Personal validity is a human need. We need to feel we have worth. We need to be valued in soundness, reasoning and efficiency. Healthy children require validation. Children in dysfunctional families often go through life feeling a “hole in their soul”. Those who are the emptiest often spend their lives making sure no one else gets validation either, as if validation were so rare, if it were to be used it would quickly be used up and there would be none left for them.

Is the dysfunctional perpetrator as empty headed and empty hearted as his behavior? Somewhere underneath the pain of his own need for validity, he imagines he can retrieve his loss by depriving someone else. He doesn’t realize his behavior is a hallmark of his emptiness. He doesn’t know validity rises from qualities within an individual, not from the destruction of qualities in others. He confuses his need for validity with his need for attention and often becomes passive aggressive or even ruthless to get and keep his moment in the lime light.

Understanding how behavior patterns perpetuate themselves in each generation won’t change them. To change behavior patterns one must desire change enough to actually do it.

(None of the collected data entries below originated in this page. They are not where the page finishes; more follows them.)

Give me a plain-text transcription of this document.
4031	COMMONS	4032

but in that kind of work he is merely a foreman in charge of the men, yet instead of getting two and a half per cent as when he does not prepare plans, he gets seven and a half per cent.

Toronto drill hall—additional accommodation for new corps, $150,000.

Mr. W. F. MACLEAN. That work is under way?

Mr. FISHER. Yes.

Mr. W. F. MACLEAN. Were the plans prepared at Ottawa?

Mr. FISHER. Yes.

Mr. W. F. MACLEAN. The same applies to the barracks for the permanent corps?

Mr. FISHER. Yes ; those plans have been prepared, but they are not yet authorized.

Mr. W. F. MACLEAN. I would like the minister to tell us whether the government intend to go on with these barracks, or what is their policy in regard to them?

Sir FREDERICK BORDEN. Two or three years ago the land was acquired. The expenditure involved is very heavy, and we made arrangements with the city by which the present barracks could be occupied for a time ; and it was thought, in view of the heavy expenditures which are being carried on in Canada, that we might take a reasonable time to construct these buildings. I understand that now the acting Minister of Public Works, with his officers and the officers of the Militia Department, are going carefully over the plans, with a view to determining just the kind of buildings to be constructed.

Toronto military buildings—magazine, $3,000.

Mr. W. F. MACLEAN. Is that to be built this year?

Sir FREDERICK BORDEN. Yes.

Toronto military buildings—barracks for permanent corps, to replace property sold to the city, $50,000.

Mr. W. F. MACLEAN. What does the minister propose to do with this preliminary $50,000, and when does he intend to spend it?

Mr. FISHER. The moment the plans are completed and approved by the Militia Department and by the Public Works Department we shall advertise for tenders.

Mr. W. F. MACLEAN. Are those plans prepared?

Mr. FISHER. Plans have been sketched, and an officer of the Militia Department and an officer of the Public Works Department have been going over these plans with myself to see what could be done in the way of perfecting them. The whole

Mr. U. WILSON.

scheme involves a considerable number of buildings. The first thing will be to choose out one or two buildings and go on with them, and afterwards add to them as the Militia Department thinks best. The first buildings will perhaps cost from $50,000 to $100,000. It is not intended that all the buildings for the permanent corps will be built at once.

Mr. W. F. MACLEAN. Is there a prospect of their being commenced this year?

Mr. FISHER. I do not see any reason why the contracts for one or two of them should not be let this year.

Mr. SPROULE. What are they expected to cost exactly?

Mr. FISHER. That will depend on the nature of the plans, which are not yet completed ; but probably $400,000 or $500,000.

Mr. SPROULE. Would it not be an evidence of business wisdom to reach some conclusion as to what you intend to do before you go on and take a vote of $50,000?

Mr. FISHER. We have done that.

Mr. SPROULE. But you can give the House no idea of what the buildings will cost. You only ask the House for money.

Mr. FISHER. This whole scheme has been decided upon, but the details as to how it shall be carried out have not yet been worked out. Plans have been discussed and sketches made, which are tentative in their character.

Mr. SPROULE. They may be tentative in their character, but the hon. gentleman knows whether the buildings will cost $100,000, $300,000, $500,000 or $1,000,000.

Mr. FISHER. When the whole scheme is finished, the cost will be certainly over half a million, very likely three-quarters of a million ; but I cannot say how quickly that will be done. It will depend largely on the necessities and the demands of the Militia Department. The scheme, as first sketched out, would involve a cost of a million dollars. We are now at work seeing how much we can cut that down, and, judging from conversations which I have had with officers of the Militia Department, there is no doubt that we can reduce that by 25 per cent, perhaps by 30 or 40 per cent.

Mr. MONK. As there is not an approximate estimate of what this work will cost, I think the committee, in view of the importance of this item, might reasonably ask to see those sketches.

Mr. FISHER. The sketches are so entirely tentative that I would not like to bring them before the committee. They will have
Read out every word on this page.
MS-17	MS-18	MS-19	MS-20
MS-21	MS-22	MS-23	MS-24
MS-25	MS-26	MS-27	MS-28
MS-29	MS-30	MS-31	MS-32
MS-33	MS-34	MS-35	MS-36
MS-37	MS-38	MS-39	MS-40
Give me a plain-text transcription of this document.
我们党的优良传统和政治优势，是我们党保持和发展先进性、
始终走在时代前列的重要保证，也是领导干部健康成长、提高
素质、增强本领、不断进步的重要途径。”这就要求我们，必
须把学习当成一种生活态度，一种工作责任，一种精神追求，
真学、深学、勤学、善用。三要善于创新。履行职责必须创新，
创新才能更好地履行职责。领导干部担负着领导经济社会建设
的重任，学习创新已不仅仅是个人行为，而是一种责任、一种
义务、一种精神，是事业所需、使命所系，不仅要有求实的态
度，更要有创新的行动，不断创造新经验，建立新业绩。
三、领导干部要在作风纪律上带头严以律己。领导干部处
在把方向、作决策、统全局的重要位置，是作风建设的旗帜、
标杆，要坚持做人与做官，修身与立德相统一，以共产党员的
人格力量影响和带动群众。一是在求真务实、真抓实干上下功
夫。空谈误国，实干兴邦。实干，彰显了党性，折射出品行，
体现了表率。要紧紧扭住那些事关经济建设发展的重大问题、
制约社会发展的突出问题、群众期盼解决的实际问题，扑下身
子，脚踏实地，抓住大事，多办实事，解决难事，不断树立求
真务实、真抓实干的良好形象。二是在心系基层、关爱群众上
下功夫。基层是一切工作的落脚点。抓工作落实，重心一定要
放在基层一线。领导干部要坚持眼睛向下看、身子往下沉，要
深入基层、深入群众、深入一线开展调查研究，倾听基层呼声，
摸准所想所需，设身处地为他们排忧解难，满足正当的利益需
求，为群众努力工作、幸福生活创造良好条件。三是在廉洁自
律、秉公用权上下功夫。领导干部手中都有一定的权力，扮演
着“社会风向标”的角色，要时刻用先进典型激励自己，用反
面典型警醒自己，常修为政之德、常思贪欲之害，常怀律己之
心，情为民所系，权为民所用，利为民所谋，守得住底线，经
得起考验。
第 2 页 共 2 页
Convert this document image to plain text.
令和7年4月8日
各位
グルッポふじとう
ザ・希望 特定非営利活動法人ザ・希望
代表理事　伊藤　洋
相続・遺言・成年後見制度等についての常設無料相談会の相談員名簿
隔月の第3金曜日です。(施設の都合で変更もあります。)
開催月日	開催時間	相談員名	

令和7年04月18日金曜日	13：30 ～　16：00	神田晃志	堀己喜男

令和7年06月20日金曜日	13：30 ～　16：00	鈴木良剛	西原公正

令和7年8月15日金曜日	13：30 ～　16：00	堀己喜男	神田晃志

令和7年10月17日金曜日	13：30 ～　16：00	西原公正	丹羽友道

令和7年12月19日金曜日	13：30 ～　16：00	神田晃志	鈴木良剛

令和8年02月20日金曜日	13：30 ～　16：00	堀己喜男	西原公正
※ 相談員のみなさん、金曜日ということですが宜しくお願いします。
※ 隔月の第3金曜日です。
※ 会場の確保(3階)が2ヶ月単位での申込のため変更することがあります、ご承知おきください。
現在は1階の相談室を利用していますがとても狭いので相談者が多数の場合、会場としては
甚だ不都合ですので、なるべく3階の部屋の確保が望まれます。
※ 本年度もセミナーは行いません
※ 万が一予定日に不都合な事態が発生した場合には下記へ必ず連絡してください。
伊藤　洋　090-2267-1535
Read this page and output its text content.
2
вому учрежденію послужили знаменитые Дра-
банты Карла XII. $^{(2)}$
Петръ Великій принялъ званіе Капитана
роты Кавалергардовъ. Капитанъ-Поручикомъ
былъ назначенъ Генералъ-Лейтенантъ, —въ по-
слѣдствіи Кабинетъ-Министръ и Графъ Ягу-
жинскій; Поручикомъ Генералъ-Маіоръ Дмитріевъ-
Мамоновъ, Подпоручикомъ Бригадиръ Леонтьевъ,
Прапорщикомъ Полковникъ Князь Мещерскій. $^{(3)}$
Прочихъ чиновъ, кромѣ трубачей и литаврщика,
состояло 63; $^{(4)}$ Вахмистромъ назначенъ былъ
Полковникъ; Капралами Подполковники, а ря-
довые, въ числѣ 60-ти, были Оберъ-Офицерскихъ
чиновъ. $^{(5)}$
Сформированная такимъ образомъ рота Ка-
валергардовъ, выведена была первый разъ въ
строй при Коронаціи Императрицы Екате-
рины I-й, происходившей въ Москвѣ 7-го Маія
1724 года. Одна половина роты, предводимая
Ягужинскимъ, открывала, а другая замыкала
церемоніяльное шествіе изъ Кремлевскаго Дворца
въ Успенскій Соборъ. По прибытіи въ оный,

The person who believes they are on “the top of the pile, is often afraid to give up the assumed benefits of that position. They believe if someone else is right, they may be wrong, if someone else is strong, they may be weak, and if someone else is intelligent, they may not be, thus in the crippling pain of their own invalidation, they are determined to see that no one gets an opportunity. Of course their beliefs are not only false, but self limiting.

History echoes truths that came “before their time”, unaccepted because others denied their validity. A talent, a quality and a truth are always more profound when their validity echoes from continent to continent and through the halls of time. Echoes of validity are not a solo act. They resound from the voices of those whose need to protect their egos is not over shadowed by their truth and their purpose. They resound from the voices of those who are aware that standing in the sunlight is the birth right of every human. To deny this is to keep one self in the bondage of a shadow created and perpetuated through lack of validity.